A report released today by the Transport Accident Investigation Commission (Taic) found safety culture and training at KiwiRail’s Port Otago operation contributed to the hazardous incident.
About 1.25am on January 23 last year,a remote-control operator and a rail operator were moving 25 wagons for a freight transfer at the Port Otago rail storage facility at Port Chalmers.
After parking nine wagons in the marshalling yard on a slight gradient, they moved the locomotive to collect the remaining wagons.
However, as they coupled the locomotive to the first of the second set of wagons, one of the workers spotted a moving shadow and realised the nine wagons were rolling back down the gradient towards them.
“This event was low-speed, but not low-risk,” she said.
“Hazards are greatest when people are close to or between vehicles, making them vulnerable to being taken by surprise, as occurred here, where the wagons were only detected at the last minute due to the shadow they cast.”
Taic investigators said they found signs that “rule violations and unsafe practice” had become “normalised” at the site and that previous incidents had not been reported reliably.
The commission found the wagons had not been correctly secured, and the workers had not clearly confirmed the securing task was complete before moving on to the next job.

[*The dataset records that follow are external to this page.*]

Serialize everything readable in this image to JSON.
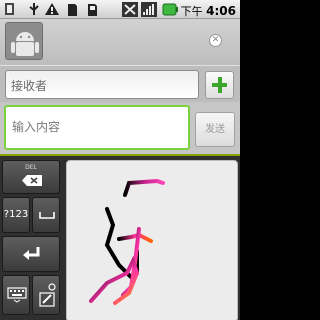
{
  "status_bar": {
    "time_period": "下午",
    "time": "4:06",
    "icons": [
      "android-debug-icon",
      "usb-icon",
      "warning-icon",
      "sdcard-icon",
      "mute-icon",
      "signal-icon",
      "battery-icon"
    ]
  },
  "header": {
    "avatar_icon": "android-contact-icon",
    "close_icon": "close-icon"
  },
  "recipient": {
    "placeholder": "接收者",
    "add_icon": "plus-icon"
  },
  "compose": {
    "placeholder": "输入内容",
    "send_label": "发送",
    "focus_color": "#7bd140"
  },
  "ime": {
    "del_label": "DEL",
    "symbols_label": "?123",
    "accent_color": "#8aa000",
    "stroke_colors": [
      "#000000",
      "#ff3399",
      "#ff9900"
    ]
  }
}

Cook said switching tasks was a common moment for safety lapses, as attention could shift to the new job before the previous one was fully finished.

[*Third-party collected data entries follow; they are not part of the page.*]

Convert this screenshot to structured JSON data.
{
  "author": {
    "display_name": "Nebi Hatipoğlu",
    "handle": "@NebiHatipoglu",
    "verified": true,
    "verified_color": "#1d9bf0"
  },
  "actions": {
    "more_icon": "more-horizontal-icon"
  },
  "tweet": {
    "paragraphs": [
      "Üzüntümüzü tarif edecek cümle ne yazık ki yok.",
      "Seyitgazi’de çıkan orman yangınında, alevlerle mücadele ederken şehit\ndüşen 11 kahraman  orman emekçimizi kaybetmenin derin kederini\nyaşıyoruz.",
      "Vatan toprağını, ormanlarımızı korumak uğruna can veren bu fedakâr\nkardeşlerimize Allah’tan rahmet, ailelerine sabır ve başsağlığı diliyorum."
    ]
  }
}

“In higher-risk work, any change in task should trigger a deliberate safety reset, so crews reassess the risk and apply the right controls before moving on.”
Staff were also found to lack sufficient understanding of the “air-brake system, equalisation timing, or the risk of trapping air in the system”, despite training in these areas.
“Procedure compliance is more robust when workers understand the ‘why’ as well as the ‘do’,” Cook said.
She added that local operating culture could make unsafe actions seem routine, so non-compliance started to look like “the way we do things around here”.
Taic recommended that KiwiRail improve safety culture at Port Otago, strengthen shunt staff training, and review remote-control packs so emergency stops can alert train control even when the locomotive is stationary.